Always and Forever, Lara Jean
- Author: Jenny Han
- Language: English
- Genre: Fiction
- Publisher: Simon & Schuster
- Publication date: May 2, 2017
- Publication place: United States
- Media type: Print (hardback, paperback)
- Pages: 336
- ISBN: 978-1-4814-3048-7
- Preceded by: P.S. I Still Love You

= Always and Forever, Lara Jean =

2017 novel by Jenny Han

Always and Forever, Lara Jean is a 2017 novel by American author Jenny Han, first published by Simon & Schuster and released on May 2, 2017. It is the third and final installment of the To All the Boys I've Loved Before trilogy, following To All the Boys I've Loved Before, released on April 15, 2014, and P.S. I Still Love You, released on May 26, 2015.

A film adaptation of the book titled To All the Boys: Always and Forever was released on Netflix on February 12, 2021. It is a direct sequel to the film adaptation of the second book P.S. I Still Love You.

==Plot==
Now in her final year of high school, Lara Jean Song Covey is excitedly looking forward to attending school with her boyfriend, Peter Kavinsky, at the University of Virginia (UVA). Peter has been accepted early on a sports scholarship for lacrosse. When acceptance letters come in, Lara Jean learns she has been rejected. After being waitlisted to the University of North Carolina at Chapel Hill (UNC), Lara Jean decides to go with William and Mary with the plan of transferring to UVA after freshman year.

Meanwhile, Lara Jean's father continues to date their neighbor, Trina Rothschild. When Margot returns home from university in Scotland with her new boyfriend, Ravi, Lara Jean's father asks all of his daughters for their blessing to wed Trina. The sisters all agree, though Margot, who has not seen the progression of her father's relationship with Trina, is less excited and accepting than her sisters and thinks it won't work.

As Lara Jean finishes her senior year and settles into her new routine, adjusting to time spent without Peter and to Trina's presence in her home, she learns that UNC has taken her off the waitlist and accepted her. Her best friend Chris urges her to take a spontaneous road trip to the campus to see what she will be missing out on if she sticks to her plan. Lara Jean falls in love with the campus and decides to go to UNC, even though it is even farther away than William & Mary.

Everyone is happy to hear Lara Jean's news, except for Peter.
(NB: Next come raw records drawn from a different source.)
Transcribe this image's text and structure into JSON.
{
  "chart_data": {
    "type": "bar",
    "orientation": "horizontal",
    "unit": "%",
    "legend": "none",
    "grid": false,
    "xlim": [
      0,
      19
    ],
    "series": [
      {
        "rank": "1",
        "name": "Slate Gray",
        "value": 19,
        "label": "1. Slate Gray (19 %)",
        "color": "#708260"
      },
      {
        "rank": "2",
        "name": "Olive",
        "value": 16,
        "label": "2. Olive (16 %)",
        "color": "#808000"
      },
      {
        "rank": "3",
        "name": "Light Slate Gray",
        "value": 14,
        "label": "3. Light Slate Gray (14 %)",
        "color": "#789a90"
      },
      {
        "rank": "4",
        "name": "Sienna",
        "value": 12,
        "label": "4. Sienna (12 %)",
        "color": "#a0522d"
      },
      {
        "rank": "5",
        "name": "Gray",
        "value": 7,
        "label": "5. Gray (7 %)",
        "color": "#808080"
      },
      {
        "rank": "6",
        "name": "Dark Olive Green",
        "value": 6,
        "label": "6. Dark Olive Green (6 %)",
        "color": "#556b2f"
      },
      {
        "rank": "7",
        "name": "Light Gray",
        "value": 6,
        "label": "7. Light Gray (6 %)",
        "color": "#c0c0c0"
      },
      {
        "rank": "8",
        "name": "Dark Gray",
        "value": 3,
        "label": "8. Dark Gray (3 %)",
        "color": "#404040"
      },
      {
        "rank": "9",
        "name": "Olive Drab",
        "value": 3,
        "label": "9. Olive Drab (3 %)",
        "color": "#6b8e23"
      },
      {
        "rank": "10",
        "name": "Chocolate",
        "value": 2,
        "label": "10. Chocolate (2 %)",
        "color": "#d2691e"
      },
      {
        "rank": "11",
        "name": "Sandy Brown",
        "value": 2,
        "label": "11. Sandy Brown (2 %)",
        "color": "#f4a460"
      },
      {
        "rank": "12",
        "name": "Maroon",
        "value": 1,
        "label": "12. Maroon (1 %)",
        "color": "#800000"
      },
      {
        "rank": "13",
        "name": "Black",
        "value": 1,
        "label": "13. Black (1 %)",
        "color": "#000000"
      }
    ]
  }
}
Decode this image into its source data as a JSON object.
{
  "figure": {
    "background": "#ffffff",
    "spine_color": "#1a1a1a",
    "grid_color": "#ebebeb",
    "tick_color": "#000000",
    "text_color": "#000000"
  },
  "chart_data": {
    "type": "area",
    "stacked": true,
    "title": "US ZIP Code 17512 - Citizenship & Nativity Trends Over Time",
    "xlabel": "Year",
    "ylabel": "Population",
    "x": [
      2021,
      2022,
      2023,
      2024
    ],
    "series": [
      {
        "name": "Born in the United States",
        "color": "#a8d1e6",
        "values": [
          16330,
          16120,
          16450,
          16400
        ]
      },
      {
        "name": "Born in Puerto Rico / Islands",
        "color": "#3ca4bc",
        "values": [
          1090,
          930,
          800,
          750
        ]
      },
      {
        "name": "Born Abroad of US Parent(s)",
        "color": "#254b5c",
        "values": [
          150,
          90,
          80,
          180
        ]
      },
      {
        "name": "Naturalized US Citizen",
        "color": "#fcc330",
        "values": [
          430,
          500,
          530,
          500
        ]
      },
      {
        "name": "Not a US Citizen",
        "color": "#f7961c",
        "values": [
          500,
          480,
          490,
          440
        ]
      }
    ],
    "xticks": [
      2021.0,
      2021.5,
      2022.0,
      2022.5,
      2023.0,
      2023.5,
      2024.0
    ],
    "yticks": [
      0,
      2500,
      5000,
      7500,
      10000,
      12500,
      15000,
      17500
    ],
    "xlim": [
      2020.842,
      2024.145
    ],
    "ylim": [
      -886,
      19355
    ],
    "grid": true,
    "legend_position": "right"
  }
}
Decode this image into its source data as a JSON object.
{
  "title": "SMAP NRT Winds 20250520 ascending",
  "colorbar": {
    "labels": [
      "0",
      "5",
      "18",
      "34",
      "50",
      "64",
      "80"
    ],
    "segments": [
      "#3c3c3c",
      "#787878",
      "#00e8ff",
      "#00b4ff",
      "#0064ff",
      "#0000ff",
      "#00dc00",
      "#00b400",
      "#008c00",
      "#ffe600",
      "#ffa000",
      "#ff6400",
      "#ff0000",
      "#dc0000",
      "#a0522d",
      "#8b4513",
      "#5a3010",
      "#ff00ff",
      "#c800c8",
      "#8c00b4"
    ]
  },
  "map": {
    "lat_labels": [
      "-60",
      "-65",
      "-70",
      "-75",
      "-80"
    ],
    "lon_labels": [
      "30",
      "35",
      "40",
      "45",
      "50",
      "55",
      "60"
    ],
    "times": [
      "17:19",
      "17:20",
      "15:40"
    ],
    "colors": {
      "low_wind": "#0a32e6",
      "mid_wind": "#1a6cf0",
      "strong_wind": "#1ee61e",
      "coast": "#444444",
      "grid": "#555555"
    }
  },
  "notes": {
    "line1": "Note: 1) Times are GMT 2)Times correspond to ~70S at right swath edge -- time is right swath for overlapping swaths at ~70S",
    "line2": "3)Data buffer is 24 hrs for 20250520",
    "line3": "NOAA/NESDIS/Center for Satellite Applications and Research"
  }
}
At graduation, Lara Jean's father announces that he will be sending Lara Jean and her sisters with their grandmother to Korea for a month to connect with their heritage. Lara Jean acts excited but is secretly unhappy because it will cut into her dwindling days with Peter.

Lara Jean and her friends rent houses for Beach Week. While there, she decides to sleep with Peter for the first time. As they are about to have sex, Peter becomes uncomfortable and the two do not go through with it. When she returns home, Lara Jean meets with Peter's mother who tells her that Peter has started talking about transferring to UNC. She asks Lara Jean to consider breaking up with Peter so that he can have a good college experience.

At the bachelorette party for Trina, Lara Jean gets drunk for the first time and breaks up with Peter because she doesn't think long distance would work. When he asks her if she only wanted to have sex with him to neatly wrap up their relationship, she says yes. Peter is deeply hurt, and when Lara Jean sobers up she is devastated. Trina urges Lara Jean to reconsider and at her father's wedding, Lara Jean spots Peter and decides to approach him. She tells him that she loves him and wants to continue their relationship, to which he agrees. She also tells him she didn't mean what she said about neatly wrapping up their relationship by sleeping together; she wanted to do it because she genuinely loves him.

Despite not knowing what the future holds, Lara Jean and Peter decide to stay together. In Lara Jean's yearbook that Peter forgets to bring back, he writes a new contract between the two, echoing the contract drafted when they were fake dating in the first novel. The book ends with Lara Jean feeling confident that her relationship with Peter will last.